In order to respond to driving-related incidents, a basic emergency response system should include:
- a suitable first aid kit
- procedures for responding to a vehicle breakdown
- procedures for responding to a crash or related incident
- procedures for assisting others
- emergency contact numbers
- equipment such as high vis jackets and reflective triangles
- distress Alarms or EPIRB (Emergency Position Indicating Radio Beacon) for remote drivers
Recovery and reporting
Following an incident, support should be provided to an employee who may have been involved in a crash or witnessed a crash.
Depending on the severity of the incident, support may be provided by work colleagues via a buddy system or through the use of professional services, such as counsellors provided through an Employee Assistance Program. Employees may also wish to seek support through their own GP or health practitioner.

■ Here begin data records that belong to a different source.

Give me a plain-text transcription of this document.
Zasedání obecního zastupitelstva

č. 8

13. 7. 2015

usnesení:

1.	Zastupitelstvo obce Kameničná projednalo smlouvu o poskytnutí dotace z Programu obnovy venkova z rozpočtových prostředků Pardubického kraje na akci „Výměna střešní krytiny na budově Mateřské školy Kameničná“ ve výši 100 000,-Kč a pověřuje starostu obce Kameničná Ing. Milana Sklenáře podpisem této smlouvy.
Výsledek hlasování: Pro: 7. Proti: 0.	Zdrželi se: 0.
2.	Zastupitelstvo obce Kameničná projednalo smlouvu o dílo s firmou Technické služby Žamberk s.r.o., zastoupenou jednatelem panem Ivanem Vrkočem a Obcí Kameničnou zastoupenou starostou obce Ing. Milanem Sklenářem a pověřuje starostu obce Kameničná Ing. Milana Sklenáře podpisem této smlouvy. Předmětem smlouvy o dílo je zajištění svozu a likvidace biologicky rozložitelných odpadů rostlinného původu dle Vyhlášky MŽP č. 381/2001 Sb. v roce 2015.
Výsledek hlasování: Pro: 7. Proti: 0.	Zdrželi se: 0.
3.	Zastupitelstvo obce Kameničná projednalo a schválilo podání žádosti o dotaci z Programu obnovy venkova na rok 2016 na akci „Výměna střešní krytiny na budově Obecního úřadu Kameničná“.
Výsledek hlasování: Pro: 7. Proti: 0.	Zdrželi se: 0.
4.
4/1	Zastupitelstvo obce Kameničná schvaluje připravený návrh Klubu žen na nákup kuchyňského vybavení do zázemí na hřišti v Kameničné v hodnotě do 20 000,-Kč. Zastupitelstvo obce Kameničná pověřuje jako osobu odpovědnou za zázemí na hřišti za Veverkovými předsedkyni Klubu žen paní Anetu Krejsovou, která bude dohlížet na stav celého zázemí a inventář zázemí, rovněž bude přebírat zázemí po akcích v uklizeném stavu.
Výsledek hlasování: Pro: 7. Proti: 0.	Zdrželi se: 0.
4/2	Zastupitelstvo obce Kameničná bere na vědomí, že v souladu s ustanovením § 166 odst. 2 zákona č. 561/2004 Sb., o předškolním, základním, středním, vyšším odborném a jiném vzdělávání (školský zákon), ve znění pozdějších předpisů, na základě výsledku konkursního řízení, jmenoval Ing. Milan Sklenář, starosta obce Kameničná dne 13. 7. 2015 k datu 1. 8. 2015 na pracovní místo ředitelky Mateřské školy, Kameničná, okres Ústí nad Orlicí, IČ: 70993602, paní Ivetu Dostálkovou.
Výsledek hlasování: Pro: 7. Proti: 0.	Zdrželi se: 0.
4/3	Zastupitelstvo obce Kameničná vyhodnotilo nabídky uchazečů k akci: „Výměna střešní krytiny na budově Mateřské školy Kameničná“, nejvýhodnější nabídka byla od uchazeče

An incident reporting system should be in place which enables employees to report an accident and ensure that completed forms are forwarded to the person that is responsible for investigation and taking the required follow up actions.
Driving accidents that meet the criteria for notification should be reported to WorkSafe within 24 hours.
Once reported, incidents should be investigated and a review of risk control measures should be undertaken to prevent future accidents. If necessary, control measures should be revised in light of this review.
Work-related driving incidents and near misses should be reviewed by a person in consultation with Health and Safety Representatives, if any, and employees to recommend a remedy to any problems identified. As a minimum, if no incidents occur, employers should review employee vehicle operation and driver safety systems of work on an annual basis.
The following method provides one to review risk controls associated with driving:
- List all the risk control methods in place for driving and people who do the driving. Consider the following:
- Can someone still get injured or does the risk remain?
- If an incident was reported, what didn’t work, what didn’t go to plan, why, when, how, under what circumstances?
- Consider what systems are in place that are designed to ensure that the risk control measures work and are reliable – did any of these not work or go to plan, were there any barriers to systems working as planned?
- Review the current risk control measures against the current state of knowledge, for example, consider what is most effective at controlling risk associated with driving, maintenance records, incident reports, vehicle checks and feedback from drivers about issues that may impact on safety.
- Review risk control measures to ensure they are most effective. Consider the following:
- Do the proposed risk control measures eliminate the risk or hazard at the source?
- Do the proposed risk control measures give employees the highest level of protection?
- Is the highest level of risk control reasonably practicable?
- Are there any potential unintended consequences of introducing the proposed risk control measures?
If you plan to introduce new controls, new controls can be implemented in consultation with employees.